A Survival Guide for New Agile Coaches - Have Some Compassion, Stupid!

My daughter went through a phase where she didn't want to go to school. There were also a couple of occasions where she woke up in the morning with a slight fever, only to have it disappear completely with a single dose of acetaminophen, thus giving her a free day at home. One day when she woke up with one of these fevers, I decided that I had had enough. It's Children's Tylenol for you, my dear, then off to school! After all, I'm a very important person, and I must get to work.

I fully expected that by the time she came downstairs for breakfast, there would be no problem at all. However, she dragged herself across the kitchen and sat down to a bowl of Fruit Loops with her head barely held above the table. My daughter has a flair for the dramatic, so I paid little attention. After several spoonfuls of cereal, she proceeded to barf on the table.

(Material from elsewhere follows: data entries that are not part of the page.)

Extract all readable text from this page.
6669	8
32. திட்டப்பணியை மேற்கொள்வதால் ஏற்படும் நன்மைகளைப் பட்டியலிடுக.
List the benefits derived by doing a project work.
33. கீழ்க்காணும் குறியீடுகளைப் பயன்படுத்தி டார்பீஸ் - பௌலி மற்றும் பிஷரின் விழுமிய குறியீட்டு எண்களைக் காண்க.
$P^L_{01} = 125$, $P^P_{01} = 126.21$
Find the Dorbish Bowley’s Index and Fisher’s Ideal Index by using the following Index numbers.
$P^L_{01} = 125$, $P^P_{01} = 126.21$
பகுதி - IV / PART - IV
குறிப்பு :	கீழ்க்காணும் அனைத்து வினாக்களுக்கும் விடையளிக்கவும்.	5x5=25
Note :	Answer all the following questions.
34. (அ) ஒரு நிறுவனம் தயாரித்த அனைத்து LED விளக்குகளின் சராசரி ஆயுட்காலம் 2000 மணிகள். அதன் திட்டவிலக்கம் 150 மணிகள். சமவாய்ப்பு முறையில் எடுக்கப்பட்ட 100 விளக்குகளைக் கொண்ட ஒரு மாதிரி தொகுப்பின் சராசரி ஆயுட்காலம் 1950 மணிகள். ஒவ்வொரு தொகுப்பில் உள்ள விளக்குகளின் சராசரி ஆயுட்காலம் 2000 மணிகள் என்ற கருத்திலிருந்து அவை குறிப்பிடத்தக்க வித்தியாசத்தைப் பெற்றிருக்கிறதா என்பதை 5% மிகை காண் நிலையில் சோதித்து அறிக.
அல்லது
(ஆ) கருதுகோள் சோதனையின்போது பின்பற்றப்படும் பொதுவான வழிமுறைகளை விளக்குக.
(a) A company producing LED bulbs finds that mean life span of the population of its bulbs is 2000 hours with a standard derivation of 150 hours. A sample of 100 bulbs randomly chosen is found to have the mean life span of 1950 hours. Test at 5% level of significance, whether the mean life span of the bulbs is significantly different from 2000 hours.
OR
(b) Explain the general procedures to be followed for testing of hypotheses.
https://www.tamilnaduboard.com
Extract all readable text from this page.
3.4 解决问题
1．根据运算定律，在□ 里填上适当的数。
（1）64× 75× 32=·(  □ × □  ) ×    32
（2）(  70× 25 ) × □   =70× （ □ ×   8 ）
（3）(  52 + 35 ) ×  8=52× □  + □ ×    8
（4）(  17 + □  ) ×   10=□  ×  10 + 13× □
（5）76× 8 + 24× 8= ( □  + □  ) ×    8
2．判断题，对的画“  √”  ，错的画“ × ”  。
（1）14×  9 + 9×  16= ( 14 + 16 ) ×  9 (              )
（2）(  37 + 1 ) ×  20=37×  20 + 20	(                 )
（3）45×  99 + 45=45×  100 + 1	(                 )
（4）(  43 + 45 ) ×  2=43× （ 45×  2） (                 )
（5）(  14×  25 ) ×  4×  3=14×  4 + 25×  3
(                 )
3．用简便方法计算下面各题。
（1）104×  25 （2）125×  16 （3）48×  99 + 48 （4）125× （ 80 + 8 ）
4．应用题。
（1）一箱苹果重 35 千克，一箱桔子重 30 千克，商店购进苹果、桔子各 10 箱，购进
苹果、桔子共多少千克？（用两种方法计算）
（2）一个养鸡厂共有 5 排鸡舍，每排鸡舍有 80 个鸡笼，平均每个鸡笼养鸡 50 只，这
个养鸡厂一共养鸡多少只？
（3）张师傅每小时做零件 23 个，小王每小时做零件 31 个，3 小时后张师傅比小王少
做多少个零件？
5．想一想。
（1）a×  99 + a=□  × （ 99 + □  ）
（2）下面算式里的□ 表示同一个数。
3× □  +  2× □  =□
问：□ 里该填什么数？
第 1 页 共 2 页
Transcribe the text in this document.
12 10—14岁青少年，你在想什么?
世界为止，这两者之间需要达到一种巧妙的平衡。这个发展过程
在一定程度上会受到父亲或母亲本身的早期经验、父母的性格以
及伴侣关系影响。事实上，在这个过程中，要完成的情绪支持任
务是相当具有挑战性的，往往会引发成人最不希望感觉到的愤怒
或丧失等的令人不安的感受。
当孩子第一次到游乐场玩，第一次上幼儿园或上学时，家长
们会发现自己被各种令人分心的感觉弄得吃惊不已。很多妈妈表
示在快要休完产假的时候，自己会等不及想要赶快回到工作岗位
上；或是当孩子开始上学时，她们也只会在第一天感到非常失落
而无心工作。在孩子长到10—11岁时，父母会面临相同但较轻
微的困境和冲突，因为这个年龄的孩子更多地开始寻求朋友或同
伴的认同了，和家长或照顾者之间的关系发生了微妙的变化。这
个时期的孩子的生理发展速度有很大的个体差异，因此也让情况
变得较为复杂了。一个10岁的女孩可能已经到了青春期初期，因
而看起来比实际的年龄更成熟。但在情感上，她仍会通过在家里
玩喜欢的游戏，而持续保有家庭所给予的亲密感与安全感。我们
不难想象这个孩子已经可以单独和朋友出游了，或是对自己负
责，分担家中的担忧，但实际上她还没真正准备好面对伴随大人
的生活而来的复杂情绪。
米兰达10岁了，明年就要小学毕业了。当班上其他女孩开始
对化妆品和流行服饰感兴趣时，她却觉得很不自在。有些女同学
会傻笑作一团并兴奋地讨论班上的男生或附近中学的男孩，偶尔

My first thought was, "Well played... can’t argue with barf!" My second thought was more about what a putz I was to ignore that she wasn't feeling well, and focusing on my own perceived importance. I stayed home with her while she felt rotten most of the day, and strangely the world kept turning without me.

Coaching Point 
The team you're coaching is probably quite new to Agile. In most of the cases I've encountered, that means that their whole world has been turned upside down. Suddenly they're in a team room or area rather than having private cubes. They have to talk about their status every day where before they could go a week or two without having to tell the world that they were stuck on a problem. Testers have been thrust onto a team with, ewww, developers! Developers have those evil, cunning and devious testers sitting right beside them! They have an annoying Coach who is telling them that their code is crappy and they need to rewrite it in little tiny steps! They are no longer using sophisticated tools for requirements gathering and planning, but instead using index cards and markers! Where they once had months before they needed to show progress, they now have days... and they have to demonstrate what they have completed to the people who have comfy chairs!

It's no wonder that people resist the change to Agile.

At some point you need to know when the team needs a bit of a break. They aren't faking in order to get out of school, they do indeed need a "sick day". Work with the team's management to organize some team building event that takes 1/2 to 1 day. Make it fun, although there are as many definitions of that word as there are people on the planet. It doesn't have to have a particular purpose beyond just blowing off some steam. The time lost by having the sick day will be more than made up by a refreshed team, and likely one that has bonded a little more in that time.

If you can't organize a larger event that brings the team to fun, try bringing fun to the team.  I often purchase toys for teams such as Nerf weaponry.  I do so under the guise of allowing teams to control external noise (self-organization at its playful best!), but it serves to lighten the mood among the team members.

This notion of bringing play into the workplace may seem foreign.  After all work is for work, and we're not supposed to have fun on company time!  However, as Stuart Brown so eloquently says in his landmark book Play,
The opposite of Play isn't work, it's depression.
I've seen depressed work environments and the negative effects that they have on productivity.  Introducing some lighthearted play can help immensely.

Comments

Agile Scout said…
Totally agree. Part of coaching is shaking things up and changing things up (for the better). That doesn't mean just dropping people on their heads.

It's about bringing the team to embrace better practices while enabling them to make the change over time. Sometimes it takes FUN to get people moving. A culture of fear never works.